2 nights, 2 fails and they say it comes in 3’s. Think I’ll stay off here tomorrow night! :see_no_evil::rofl:


Thank you very much all for your invaluable guidance and for taking the time to write your replies. Turns out 30 minutes after I posted this I found out that im most likely being let go from my job and will need to withdraw to cover the unforseen that lies ahead. I was slowly building an emergency fund (should have done this beforehand) but alas, it will not be enough. Thank you once again and I hope you are all keeping well during these turbulent times.

Sorry to hear this…i wish you all the best !
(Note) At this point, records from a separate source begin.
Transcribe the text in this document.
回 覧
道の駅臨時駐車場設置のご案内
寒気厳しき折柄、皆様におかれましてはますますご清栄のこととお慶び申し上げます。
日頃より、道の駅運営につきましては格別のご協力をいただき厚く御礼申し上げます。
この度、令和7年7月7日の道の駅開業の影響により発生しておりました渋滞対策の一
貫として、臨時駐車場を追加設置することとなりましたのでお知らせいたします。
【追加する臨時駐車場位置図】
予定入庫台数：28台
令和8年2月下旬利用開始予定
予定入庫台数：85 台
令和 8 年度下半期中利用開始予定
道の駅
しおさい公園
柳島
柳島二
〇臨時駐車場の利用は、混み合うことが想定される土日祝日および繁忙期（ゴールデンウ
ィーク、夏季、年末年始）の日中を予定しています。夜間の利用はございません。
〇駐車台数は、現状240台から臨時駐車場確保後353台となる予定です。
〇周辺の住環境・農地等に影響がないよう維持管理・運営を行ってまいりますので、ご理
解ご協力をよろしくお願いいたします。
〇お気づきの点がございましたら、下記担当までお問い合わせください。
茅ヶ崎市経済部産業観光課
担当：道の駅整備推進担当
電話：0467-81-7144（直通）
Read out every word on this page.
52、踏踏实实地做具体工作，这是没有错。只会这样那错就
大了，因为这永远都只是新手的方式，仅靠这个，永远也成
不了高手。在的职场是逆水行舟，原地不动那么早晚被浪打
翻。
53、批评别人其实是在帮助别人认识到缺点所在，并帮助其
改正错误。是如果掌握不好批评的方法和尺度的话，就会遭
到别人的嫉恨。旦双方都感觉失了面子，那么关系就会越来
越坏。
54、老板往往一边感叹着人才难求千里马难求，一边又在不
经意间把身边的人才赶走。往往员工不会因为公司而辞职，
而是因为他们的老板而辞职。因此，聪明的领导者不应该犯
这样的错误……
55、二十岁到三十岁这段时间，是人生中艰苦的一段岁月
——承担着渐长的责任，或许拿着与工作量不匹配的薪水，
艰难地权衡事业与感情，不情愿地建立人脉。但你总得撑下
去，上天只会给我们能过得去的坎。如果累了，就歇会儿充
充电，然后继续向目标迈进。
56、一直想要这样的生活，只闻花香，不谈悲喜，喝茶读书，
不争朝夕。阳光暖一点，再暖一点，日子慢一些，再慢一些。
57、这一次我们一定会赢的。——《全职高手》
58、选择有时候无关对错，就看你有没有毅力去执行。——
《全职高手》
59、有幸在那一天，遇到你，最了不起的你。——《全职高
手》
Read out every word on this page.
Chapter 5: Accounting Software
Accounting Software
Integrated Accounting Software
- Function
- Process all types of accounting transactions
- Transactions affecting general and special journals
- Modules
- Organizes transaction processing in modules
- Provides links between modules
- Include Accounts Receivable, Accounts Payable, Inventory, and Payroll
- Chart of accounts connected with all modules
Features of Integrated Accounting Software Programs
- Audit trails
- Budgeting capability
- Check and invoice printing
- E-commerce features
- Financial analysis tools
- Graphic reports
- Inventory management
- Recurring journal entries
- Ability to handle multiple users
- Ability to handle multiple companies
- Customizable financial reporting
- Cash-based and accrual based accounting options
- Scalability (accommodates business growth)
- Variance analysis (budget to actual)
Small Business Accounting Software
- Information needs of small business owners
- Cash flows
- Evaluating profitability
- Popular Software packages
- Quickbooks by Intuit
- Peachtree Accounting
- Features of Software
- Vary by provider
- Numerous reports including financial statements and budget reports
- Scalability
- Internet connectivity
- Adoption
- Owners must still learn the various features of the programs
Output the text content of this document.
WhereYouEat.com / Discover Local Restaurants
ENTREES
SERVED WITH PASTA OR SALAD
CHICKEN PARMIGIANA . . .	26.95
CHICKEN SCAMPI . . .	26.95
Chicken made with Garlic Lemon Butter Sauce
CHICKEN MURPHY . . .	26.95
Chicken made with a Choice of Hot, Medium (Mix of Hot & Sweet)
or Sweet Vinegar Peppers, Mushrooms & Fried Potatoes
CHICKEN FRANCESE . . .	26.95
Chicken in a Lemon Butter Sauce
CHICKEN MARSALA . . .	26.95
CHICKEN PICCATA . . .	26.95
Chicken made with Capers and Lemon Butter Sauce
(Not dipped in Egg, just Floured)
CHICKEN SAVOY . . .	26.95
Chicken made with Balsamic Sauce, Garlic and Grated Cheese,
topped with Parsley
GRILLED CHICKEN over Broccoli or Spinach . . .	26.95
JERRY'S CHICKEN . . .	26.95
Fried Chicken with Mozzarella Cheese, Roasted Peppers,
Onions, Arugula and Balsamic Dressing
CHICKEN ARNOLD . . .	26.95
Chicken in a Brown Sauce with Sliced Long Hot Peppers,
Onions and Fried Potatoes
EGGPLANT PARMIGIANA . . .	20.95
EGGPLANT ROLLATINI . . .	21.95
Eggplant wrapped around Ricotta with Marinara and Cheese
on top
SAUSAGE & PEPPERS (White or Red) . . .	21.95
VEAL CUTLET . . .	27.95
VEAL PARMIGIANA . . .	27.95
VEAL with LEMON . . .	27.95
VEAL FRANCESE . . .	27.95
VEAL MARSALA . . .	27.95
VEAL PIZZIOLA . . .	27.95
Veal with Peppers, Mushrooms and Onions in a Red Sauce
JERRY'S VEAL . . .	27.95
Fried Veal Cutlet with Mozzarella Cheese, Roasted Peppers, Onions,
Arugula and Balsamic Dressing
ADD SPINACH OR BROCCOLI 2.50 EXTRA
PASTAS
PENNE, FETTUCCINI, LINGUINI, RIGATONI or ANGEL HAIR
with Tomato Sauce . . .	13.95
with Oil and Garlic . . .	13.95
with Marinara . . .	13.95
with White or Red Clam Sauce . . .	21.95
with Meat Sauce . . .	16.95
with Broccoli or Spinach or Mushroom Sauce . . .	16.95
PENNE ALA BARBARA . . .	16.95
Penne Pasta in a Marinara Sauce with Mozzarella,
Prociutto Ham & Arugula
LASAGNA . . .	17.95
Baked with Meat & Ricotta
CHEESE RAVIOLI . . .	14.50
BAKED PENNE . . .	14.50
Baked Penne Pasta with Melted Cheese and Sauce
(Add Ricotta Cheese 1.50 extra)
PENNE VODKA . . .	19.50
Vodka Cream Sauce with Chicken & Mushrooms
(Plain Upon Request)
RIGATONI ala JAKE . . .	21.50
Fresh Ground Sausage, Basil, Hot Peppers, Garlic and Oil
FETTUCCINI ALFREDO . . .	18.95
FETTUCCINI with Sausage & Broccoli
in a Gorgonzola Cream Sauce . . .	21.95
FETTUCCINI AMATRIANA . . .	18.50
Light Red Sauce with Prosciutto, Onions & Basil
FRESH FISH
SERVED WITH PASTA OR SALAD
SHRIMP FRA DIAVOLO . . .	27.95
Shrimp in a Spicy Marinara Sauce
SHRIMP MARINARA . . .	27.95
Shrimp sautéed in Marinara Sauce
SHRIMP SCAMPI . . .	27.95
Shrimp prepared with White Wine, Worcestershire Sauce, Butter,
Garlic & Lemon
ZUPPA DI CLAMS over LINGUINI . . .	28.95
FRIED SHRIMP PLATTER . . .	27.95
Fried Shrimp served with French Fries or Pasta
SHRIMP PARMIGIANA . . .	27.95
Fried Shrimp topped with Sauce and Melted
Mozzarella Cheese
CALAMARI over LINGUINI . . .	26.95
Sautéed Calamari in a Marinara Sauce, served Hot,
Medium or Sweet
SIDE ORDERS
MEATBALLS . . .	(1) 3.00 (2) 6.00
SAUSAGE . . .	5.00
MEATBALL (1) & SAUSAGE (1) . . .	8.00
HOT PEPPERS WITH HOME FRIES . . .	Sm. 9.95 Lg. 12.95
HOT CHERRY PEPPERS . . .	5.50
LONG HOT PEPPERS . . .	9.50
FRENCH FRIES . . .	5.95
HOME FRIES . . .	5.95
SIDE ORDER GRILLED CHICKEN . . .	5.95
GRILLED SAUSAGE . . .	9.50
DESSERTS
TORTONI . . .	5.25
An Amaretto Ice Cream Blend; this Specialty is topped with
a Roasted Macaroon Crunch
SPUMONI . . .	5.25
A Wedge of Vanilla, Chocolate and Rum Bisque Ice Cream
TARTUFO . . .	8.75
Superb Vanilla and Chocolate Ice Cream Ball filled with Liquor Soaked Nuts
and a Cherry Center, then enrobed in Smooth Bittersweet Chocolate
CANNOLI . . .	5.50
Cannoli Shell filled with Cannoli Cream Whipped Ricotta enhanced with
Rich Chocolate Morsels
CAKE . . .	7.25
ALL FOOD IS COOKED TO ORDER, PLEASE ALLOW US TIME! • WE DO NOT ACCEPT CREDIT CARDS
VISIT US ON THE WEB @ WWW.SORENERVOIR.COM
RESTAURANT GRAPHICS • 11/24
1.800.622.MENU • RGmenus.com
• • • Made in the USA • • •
Quickly to your portfolio i think you have far too many baskets which are overlapping. If you are backtracking your portfolio against the S&P500 i believe you find that you would have been beaten by the S&P500…Since you have a long investment horizon, i would go with 2 or 3 ETF’s at this stage…for example

FTSE all world

or a combo of

MSCI World and MSCI emerging markets

or a more risky approach

S&P500 and NASDAQ100 plus an emerging Market ETF

The last one would be my choice if i would have such a long horizon ahead.


That’s awful. Best of luck with what’s to come.

Hopefully you can keep reading and powering yourself with knowledge and when the times right again you’ll come back stronger :muscle:t2: ready to take on your portfolio.